And with that, the boy and the girl charged off.

"Very strange..." murmured Jenny.

She quickened her stride, determined to get out of the street, hoping that she would find a street she recognised when she emerged out of it, a street that would quickly lead her to her school in time for her music practical exam.

The more she walked, the more confident she became that there must be a rational explanation for the street and its people. Her fear that she might have somehow walked through a time warp, slowly subsided. But she became angry because she realised she had been distracted again.

"I'm so easily distracted, you know," she called over to a tiny rough looking girl who was happily skipping on the other side of the road.

The girl appeared to ignore Jenny giving her only a cursory glance and she started chanting in time to her skipping:


All the men have gone to war,

I know not the reason for.

If bombs should fall

and I should die.

Tell my father.

Ask him why.


"Stranger and stranger," whispered Jenny, thinking that the little girl was using very harsh words for her age. Jenny remembered that when she was that age and skipped in the front yard, she only sang simple verses like:


D, O, N,

K, E, Y,

spells

Donkey.


Stranger and stranger, maybe. But for Jenny, things would soon get stranger still...

As she approached the end of a block of terraced houses. She noticed a fruit and vegetable store on the other side of the road on the end of its own block of terraced houses. She started to make out the name of the shop that was stencilled in huge gold letters on the shop's front windows.

She was shocked that the first four letters she quickly made out read "S", "U", "L", "L"... And sure enough, a few strides later, she read, "SULLIVAN'S".
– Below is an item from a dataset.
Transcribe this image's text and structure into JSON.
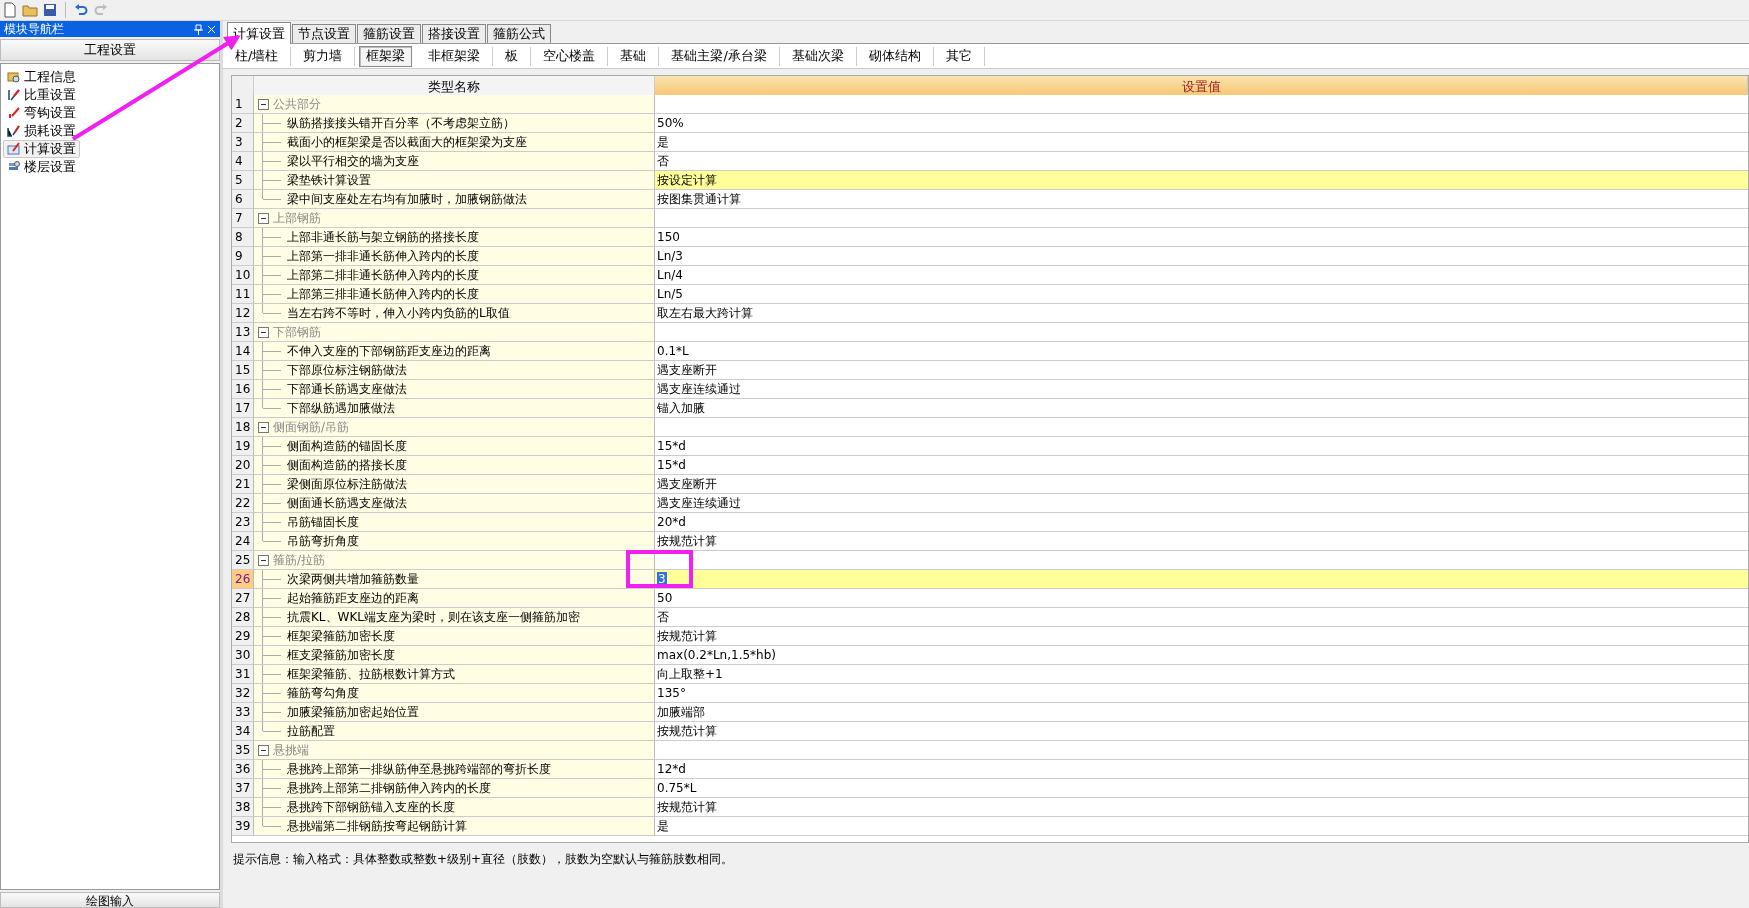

"Gosh, my name!" gasped Jenny Sullivan, her eyebrows rising. "On all the days in all the streets, why has such a coincidence paid me a visit?"
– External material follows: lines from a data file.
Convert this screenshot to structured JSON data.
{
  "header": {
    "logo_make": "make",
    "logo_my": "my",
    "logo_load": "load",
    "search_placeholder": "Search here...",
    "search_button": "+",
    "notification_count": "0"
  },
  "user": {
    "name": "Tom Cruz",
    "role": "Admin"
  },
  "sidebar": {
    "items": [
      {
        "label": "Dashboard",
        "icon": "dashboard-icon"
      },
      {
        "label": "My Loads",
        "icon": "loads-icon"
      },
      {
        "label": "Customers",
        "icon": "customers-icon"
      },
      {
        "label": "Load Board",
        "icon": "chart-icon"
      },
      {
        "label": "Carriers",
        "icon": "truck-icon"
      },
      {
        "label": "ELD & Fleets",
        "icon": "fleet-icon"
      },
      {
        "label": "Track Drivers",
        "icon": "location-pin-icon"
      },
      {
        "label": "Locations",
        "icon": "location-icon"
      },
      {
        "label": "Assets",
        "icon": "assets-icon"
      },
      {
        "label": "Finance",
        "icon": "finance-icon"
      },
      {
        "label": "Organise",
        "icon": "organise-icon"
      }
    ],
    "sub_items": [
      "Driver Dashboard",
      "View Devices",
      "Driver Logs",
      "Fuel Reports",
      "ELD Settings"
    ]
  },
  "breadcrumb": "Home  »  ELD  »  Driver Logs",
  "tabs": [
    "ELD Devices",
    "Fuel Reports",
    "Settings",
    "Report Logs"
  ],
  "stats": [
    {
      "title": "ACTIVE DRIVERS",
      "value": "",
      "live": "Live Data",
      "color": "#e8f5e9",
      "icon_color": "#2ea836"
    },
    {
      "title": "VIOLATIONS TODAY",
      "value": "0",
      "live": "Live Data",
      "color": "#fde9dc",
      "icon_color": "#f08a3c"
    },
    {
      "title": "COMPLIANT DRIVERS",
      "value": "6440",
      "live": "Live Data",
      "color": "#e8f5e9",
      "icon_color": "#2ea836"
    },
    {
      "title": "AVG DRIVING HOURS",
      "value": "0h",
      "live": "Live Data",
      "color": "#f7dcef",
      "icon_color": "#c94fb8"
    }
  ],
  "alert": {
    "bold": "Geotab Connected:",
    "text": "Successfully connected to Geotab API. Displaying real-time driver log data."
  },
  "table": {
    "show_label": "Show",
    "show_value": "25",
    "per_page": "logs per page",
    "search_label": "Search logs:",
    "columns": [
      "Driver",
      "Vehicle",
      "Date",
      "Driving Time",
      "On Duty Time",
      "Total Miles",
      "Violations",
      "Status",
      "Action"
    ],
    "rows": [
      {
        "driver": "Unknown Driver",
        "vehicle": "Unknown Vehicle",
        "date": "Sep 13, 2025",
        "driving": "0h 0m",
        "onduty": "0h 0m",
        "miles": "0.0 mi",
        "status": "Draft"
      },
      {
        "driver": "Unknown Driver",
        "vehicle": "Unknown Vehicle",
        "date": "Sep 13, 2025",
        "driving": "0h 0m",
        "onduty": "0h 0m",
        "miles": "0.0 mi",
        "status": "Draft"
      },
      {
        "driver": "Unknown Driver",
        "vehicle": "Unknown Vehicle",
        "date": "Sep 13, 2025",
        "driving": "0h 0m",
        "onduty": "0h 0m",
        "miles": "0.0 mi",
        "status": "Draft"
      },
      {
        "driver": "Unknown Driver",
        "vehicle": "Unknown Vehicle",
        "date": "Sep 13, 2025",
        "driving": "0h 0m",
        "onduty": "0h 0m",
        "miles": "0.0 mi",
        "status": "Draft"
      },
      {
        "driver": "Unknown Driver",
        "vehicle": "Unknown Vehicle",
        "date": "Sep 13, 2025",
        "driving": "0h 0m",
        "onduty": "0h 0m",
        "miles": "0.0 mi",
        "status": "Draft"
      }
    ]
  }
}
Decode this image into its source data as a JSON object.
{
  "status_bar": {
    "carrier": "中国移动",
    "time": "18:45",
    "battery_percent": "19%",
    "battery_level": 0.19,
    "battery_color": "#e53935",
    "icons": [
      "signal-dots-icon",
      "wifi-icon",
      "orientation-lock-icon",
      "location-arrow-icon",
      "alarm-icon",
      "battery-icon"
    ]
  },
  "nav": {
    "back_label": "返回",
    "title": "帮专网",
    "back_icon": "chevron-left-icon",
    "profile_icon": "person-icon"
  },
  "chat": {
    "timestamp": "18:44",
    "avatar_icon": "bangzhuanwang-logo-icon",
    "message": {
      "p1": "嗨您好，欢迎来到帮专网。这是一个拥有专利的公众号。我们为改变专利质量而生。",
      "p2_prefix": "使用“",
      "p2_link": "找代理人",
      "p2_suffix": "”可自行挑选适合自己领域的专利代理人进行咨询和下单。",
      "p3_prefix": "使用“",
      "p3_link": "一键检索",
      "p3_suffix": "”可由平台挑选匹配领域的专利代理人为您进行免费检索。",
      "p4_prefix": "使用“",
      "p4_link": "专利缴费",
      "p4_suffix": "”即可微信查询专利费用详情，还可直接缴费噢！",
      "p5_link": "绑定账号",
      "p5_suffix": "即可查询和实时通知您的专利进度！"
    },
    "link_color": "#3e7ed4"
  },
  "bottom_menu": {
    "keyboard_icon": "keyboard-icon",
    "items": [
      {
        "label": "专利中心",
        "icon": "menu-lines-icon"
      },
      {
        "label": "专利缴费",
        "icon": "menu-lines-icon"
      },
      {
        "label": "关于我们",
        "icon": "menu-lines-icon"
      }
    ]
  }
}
Ogling keenly across the narrow street, through its wooden-framed windows and wooden-framed glass door, Jenny could see quite clearly into the shop ... It was well stocked with shelves of fruits and vegetables, and a stockily built woman was serving a handful of customers. All of them were dressed in Second World War fashioned clothes.

And outside, in front of the shop's main window, resting on some tables, were open wooden boxes full of fruits and vegetables, and also an old-fashioned mechanical shop till. The boxes were positioned at a slight slant so that their goods were clearly displayed. Attending the tables standing just to the side of the till was a happily smiling man ready to serve.

Jenny took one last glimpse at the shop as she continued to purposely stride ever onwards absolutely determined to maintain a semblance of concentration and finally complete her walk through the strange street.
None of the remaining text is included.